Inevitably therefore, I today found myself curled up on my sofa wondering – as I spooned soup, juggled bread, and tried to keep food and upholstery apart – why on earth I had signed myself up for something like this yet again. (I’m proud to confirm, by the way, that no sofas were ruined in the pondering on this blog.) As you would imagine, this is not a new debate I have with myself. But there must be something, I reflected, that calls me to place such demands and strictures on myself.
After all, my work is personally and professionally demanding and interesting. I continue to intellectually and emotionally challenge myself through my immersion into the many byways of the adoption universe. I am forever feeling guilty about neglected friends and family. I have a house that is lovely – but does seem to be a bit like the Forth Bridge, ever demanding of resources and time.
So why add pressure? Why make myself not only write every day but also publish each day?
I know part of the answer is that I need targets and deadlines. It is the way I am made – and after many years of wanting to be different I am increasingly accepting and indeed embracing of these sides of myself. (Maybe that’s a fancy way of acknowledging that I’m definitely now well into middle age and had better come to terms with myself!)
Part of the answer, too, is that I enjoy writing. Yes, I find it frustrating. Sometimes inspiration is lacking. I can’t always get what I want to say into a form I am happy to say it in. But I have always enjoyed the process of writing, the crafting; perhaps that is why my childhood belief I would one day write that novel never truly died, and to this day still occasionally thrusts itself back into my dreams …
And the third part of the answer (most things seem to come in threes after all), is that so much of the adoption process seems to be about waiting, learning, patience, and indefinably change. Maybe that isn’t true for everyone but it has been for me (to which indeed earlier blogs such as The Adoption Wait not to mention My own personal theme park ride, testify). These weeks leading up to Christmas demand from me acceptance, that my life is other than I had imagined, that a different future will be ok, indeed that a different future will actually be the right future.

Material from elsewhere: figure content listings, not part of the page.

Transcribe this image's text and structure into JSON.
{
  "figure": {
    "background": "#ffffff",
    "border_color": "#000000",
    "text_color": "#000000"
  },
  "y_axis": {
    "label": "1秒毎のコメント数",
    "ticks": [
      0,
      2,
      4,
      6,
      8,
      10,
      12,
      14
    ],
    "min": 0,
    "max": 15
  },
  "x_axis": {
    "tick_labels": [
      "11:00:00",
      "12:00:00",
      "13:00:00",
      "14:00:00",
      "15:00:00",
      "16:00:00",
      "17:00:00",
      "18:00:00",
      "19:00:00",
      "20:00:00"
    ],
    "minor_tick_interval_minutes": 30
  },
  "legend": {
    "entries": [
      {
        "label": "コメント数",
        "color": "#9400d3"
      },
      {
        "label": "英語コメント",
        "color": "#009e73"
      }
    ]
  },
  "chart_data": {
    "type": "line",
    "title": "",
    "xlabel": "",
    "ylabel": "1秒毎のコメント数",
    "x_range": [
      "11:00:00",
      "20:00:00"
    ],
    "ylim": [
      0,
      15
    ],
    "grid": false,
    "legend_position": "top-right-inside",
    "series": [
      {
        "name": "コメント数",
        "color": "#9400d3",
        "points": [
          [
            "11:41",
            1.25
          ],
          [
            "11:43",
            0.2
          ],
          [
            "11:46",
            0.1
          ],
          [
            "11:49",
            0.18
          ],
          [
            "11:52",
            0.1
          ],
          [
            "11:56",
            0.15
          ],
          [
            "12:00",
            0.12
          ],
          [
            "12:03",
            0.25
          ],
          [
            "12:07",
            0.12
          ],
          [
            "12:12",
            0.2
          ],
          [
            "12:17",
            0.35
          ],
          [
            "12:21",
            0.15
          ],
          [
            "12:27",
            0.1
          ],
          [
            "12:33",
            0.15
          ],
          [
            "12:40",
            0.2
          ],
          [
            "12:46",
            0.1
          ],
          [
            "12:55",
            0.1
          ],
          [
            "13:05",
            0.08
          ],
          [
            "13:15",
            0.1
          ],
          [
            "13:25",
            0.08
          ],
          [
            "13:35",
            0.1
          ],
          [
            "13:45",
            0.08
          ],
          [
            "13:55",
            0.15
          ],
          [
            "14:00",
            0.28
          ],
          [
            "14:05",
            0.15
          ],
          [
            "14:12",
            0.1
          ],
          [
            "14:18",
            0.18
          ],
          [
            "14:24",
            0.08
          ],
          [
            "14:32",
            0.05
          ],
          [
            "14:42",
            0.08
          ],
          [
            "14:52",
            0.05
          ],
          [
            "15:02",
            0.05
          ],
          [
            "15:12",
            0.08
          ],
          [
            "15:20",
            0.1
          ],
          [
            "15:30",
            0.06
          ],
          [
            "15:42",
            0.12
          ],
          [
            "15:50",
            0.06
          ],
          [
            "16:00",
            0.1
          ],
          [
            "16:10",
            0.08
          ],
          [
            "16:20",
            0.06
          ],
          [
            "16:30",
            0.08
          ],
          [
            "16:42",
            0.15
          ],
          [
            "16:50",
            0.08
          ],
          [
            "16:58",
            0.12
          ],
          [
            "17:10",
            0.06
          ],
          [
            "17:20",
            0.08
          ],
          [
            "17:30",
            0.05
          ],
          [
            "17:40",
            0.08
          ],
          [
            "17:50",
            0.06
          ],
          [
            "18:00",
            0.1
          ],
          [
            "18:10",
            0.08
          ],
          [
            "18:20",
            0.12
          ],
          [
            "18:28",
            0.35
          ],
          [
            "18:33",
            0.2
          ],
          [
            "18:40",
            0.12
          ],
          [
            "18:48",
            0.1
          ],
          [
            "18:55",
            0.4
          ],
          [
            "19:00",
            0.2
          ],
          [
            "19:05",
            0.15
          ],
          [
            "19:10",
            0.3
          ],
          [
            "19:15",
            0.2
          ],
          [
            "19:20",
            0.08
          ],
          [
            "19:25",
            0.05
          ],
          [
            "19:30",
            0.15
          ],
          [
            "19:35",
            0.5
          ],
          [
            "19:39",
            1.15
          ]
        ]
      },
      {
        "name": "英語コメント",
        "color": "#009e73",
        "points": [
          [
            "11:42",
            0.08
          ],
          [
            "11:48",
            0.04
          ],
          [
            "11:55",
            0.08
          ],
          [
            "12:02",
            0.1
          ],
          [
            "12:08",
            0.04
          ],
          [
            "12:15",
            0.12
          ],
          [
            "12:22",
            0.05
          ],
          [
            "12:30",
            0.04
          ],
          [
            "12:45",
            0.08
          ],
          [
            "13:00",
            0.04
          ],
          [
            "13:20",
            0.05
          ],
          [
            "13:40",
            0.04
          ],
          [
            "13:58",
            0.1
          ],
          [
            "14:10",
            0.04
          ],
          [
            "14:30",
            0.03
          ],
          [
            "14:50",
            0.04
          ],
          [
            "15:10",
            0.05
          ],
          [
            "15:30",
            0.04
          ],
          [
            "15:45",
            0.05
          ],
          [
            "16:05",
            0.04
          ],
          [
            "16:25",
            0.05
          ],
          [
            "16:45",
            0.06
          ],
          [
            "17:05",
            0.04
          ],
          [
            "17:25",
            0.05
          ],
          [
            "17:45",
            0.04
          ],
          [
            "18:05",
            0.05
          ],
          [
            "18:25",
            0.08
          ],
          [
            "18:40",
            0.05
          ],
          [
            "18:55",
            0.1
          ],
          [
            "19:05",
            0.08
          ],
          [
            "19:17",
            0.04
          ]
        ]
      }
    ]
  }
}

Just now, therefore, blogging every day keeps me reading and thinking; it helps me continue communicating and engaging; it reminds me how lucky I am in so many ways, conscious and appreciative of the little things and the fleeting connections (thanks @Kosjanka, great expression).
Mostly I continue to write of adoption and the universe of the prospective adopter – that after all is where this blog began. Cautiously, however, I have been expanding to posts reflecting the diversity, incidents and accidents of daily life. I am conscious that my future child or children need me to be observant, resilient, thoughtful, looking out to the world as well as in to our own lives.
Yes, I am mad. Yes, telling my family and friends what I’m doing made them smile wryly.
But today, even if I had not previously articulated it to myself, I finally recognised that there is reason in my madness. For blogging every day nudges me to keep on learning and keep on engaging; it forces me to look out of the window, to observe and digest (even if I do not always share) every detail of this latest stage of my adoption adventure.
Thank you, gentle reader, for sharing the journey with me.